Bu dört yalın sözcükte o hücrede verdiği destansı mücadele yanında Kaypakkaya'nın Marksizmi Türkiye'ye özgülemesindeki iç mücadelenin de bulunduğu savunuluyor. O Marksizmin dünya-tarihsel diyalektiğini edinmek için çetin bir yoğrulma işleminden geçmişti. Bu edinim Türkiye'de Marksizmin Kaypakkaya'da özgülleşen devrimci diyalektiği olarak adlandırılıyor.
Bu çalışmada Kaypakkaya'nın ortaya çıktığı tarihsel ve teorik ortam yanında Kaypakkaya'dan sonraki gelişmeler de ele alınıyor. Kaypakkaya'nın fikirlerinin sol hareketi nasıl etkilediğine ek olarak kimlerden etkilenmiş olabileceği de tartışılıyor.

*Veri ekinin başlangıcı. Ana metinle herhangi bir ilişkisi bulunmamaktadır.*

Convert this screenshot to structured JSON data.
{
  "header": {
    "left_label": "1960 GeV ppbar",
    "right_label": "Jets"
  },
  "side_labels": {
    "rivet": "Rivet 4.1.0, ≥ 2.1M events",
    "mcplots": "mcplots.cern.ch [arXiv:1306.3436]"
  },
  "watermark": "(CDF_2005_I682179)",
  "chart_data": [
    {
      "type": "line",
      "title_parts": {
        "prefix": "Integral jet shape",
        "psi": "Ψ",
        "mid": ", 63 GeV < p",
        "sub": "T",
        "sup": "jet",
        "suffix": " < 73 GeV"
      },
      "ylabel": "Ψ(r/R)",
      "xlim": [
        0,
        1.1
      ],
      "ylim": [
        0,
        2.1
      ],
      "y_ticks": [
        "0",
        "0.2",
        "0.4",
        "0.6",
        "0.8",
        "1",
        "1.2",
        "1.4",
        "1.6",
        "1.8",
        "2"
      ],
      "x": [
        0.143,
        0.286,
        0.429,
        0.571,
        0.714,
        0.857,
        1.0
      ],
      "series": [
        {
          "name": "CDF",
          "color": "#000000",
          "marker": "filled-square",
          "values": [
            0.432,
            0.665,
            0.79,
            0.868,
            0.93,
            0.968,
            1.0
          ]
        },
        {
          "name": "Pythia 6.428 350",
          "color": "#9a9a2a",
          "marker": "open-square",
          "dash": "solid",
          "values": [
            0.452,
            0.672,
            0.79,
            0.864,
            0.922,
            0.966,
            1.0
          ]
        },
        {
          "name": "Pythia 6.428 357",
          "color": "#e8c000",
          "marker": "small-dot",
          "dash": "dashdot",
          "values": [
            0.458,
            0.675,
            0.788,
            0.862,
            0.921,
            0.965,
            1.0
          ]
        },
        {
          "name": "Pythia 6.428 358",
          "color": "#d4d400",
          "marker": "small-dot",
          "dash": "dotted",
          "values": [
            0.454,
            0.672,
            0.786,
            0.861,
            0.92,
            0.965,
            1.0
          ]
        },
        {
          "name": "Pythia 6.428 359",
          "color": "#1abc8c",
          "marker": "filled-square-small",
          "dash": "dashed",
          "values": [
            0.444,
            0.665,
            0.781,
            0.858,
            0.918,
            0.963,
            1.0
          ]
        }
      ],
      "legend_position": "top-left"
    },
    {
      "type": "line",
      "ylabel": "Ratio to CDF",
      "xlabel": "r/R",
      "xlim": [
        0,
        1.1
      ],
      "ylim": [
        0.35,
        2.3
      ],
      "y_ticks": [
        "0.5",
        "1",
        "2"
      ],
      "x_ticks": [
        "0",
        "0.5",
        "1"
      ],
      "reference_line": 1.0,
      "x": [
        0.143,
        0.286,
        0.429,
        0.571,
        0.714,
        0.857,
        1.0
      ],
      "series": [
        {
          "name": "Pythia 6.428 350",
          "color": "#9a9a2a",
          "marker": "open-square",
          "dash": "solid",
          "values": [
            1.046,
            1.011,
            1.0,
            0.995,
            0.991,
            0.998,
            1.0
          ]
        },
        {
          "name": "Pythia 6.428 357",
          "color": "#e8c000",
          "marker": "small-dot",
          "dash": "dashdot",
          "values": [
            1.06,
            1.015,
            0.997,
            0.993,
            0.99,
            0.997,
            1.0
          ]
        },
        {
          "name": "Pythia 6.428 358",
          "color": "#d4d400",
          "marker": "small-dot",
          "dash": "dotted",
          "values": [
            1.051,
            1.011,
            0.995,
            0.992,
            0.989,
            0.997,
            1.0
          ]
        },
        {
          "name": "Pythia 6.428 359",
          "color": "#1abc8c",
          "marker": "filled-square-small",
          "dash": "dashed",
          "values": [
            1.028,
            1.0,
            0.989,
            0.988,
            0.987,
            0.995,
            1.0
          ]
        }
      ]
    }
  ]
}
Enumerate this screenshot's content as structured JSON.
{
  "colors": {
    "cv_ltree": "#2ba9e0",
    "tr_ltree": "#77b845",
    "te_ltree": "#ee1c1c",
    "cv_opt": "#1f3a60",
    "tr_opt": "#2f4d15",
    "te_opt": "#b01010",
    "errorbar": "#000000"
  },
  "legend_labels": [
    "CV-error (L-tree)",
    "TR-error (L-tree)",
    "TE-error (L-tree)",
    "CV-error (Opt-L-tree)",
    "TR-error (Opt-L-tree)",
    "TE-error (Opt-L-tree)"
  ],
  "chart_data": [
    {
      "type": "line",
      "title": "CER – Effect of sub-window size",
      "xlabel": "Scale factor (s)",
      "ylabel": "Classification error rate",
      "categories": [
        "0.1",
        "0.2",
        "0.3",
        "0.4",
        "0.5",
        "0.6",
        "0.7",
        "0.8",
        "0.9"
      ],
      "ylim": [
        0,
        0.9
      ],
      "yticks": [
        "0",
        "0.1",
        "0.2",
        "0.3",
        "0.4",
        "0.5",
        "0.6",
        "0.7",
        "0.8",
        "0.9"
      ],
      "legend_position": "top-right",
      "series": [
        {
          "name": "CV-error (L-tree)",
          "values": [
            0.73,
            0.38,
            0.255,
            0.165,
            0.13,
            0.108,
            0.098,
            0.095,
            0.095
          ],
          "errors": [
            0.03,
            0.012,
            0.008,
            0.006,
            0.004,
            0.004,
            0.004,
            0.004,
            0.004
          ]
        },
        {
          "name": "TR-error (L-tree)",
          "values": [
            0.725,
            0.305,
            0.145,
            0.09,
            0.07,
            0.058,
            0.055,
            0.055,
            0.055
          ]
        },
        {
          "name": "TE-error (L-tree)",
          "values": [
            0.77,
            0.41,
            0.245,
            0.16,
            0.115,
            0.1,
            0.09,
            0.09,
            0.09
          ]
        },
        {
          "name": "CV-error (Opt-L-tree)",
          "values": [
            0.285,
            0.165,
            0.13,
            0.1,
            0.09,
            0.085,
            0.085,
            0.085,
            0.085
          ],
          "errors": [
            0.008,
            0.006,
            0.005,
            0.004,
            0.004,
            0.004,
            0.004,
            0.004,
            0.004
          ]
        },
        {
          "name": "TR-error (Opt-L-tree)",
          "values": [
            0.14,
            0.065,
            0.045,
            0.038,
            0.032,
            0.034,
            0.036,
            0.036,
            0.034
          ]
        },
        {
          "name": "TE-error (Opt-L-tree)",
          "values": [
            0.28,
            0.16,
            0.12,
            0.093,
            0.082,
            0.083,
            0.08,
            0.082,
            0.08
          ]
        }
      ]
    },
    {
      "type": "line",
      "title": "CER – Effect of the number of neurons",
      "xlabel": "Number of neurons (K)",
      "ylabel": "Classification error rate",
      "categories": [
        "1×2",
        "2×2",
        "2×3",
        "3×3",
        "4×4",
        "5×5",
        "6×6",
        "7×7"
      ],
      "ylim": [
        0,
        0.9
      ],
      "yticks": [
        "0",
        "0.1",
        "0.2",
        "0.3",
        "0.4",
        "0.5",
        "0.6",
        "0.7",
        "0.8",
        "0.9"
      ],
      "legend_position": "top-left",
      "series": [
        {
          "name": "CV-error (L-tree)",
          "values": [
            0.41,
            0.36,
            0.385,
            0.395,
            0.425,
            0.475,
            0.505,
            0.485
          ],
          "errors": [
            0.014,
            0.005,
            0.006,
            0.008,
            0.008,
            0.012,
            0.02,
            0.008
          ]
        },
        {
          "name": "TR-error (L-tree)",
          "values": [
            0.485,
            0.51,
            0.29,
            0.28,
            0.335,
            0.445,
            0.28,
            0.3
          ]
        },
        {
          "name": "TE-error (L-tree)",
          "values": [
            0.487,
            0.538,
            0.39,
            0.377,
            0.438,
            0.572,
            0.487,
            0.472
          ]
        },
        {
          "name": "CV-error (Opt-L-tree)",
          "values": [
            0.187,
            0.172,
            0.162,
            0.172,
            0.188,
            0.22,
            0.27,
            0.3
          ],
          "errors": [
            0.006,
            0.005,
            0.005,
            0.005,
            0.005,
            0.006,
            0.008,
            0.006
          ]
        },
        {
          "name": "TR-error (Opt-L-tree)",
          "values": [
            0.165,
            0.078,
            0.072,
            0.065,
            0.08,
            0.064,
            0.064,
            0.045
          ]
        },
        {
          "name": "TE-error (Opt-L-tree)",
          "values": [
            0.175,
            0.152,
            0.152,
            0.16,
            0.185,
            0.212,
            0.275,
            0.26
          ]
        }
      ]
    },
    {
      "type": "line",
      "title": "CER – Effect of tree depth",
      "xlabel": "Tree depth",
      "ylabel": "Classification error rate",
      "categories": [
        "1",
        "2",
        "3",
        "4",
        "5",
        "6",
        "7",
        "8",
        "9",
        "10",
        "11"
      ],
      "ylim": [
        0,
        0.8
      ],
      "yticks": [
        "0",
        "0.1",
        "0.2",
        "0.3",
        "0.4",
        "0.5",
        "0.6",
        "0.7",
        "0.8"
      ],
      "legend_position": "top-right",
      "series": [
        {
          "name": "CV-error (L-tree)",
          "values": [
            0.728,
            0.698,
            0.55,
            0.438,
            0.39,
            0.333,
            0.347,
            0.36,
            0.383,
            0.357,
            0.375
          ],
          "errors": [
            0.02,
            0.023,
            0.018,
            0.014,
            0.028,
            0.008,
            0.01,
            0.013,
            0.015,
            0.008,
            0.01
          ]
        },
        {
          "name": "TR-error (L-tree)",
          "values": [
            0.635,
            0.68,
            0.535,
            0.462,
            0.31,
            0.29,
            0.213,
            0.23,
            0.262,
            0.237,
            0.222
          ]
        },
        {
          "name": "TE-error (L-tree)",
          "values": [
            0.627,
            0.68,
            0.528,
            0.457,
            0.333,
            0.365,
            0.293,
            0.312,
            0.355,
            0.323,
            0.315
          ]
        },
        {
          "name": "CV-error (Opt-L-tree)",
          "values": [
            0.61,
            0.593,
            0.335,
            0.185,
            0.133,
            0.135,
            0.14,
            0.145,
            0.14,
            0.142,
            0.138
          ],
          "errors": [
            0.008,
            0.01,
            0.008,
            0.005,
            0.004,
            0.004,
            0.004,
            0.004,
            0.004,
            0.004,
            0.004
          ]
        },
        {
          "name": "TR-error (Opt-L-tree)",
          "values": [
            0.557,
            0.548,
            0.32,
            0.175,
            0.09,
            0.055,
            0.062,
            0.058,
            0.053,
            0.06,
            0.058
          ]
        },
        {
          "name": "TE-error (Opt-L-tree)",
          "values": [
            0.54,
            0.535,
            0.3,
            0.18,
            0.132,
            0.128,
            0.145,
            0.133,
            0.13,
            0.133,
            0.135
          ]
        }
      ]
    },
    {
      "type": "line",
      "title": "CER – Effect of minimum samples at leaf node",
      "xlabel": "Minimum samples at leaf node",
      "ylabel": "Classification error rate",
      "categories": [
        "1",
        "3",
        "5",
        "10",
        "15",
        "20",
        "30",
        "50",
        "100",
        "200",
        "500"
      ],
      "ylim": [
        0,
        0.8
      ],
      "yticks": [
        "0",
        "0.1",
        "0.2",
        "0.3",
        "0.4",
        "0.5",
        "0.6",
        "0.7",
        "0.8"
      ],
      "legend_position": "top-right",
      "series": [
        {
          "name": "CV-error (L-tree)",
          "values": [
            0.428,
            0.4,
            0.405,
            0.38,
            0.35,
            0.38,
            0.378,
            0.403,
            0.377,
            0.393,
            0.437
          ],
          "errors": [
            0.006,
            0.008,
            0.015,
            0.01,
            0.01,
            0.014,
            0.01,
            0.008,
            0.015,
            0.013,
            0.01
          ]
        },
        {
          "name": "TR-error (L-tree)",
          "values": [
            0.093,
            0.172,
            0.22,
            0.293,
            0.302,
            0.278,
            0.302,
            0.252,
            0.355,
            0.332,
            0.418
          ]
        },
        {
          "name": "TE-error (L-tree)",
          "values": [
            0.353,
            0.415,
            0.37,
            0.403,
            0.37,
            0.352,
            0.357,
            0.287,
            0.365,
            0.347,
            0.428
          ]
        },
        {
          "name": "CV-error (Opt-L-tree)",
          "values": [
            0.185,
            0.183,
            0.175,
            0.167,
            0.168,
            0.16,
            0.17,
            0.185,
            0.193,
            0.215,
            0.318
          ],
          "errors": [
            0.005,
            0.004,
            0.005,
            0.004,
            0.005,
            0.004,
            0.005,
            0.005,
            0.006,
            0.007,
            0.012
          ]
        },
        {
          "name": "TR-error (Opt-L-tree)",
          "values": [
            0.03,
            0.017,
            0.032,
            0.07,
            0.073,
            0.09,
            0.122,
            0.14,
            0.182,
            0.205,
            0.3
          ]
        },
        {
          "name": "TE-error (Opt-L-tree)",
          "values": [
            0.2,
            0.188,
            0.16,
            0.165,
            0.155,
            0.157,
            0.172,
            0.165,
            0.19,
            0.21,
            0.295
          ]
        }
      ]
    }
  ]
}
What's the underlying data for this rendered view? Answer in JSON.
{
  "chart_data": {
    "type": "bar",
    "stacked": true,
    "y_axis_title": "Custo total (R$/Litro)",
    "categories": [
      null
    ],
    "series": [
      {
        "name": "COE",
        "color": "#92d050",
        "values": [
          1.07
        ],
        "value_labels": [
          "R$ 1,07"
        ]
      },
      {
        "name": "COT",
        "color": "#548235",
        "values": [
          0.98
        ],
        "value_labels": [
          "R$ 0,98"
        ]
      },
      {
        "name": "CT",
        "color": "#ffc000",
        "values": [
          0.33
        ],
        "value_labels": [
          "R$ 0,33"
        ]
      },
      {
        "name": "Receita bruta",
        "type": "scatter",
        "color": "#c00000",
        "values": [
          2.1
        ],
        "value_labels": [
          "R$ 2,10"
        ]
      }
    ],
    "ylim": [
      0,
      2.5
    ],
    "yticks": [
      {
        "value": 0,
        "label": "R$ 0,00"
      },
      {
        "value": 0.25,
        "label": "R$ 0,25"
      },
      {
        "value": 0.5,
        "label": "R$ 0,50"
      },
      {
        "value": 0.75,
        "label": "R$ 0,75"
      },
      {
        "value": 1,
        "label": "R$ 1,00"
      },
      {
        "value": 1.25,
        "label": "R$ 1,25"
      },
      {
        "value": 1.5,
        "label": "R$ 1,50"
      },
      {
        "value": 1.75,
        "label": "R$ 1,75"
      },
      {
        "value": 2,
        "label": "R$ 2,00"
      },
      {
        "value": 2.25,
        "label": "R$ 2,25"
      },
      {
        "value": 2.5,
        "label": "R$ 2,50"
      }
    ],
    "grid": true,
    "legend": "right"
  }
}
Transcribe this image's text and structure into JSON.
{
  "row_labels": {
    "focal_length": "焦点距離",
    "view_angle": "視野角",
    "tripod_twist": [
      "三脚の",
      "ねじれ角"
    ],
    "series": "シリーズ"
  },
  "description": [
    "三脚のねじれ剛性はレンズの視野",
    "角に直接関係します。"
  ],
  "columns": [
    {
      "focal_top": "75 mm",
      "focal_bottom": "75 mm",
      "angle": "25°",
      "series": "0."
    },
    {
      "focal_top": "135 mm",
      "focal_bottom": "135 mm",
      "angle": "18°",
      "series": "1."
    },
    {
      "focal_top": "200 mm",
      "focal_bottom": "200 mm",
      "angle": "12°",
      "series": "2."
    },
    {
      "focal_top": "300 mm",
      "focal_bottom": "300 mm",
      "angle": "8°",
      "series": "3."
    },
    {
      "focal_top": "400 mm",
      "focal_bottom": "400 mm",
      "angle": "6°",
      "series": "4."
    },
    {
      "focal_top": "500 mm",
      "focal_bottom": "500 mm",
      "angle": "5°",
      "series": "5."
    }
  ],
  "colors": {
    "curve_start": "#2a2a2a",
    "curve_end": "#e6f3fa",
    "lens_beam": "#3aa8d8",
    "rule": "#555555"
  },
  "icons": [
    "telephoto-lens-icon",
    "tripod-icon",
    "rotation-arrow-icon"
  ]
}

Kaypakkaya'nın İdris Küçükömer ve Kemal Tahir'den etkilenip etkilenmediği sorgulanıyor.
Kaypakkaya bu düzenin karşısına salt eylemiyle ya da yalnızca fikriyle değil; eylemi söylemi ve yüreğiyle çıkmış bir tam-komünisttir.
Bu çalışma Kaypakkaya'nın ömrü yarım yüzyılı aşan yapıtına bir saygı ilanıdır.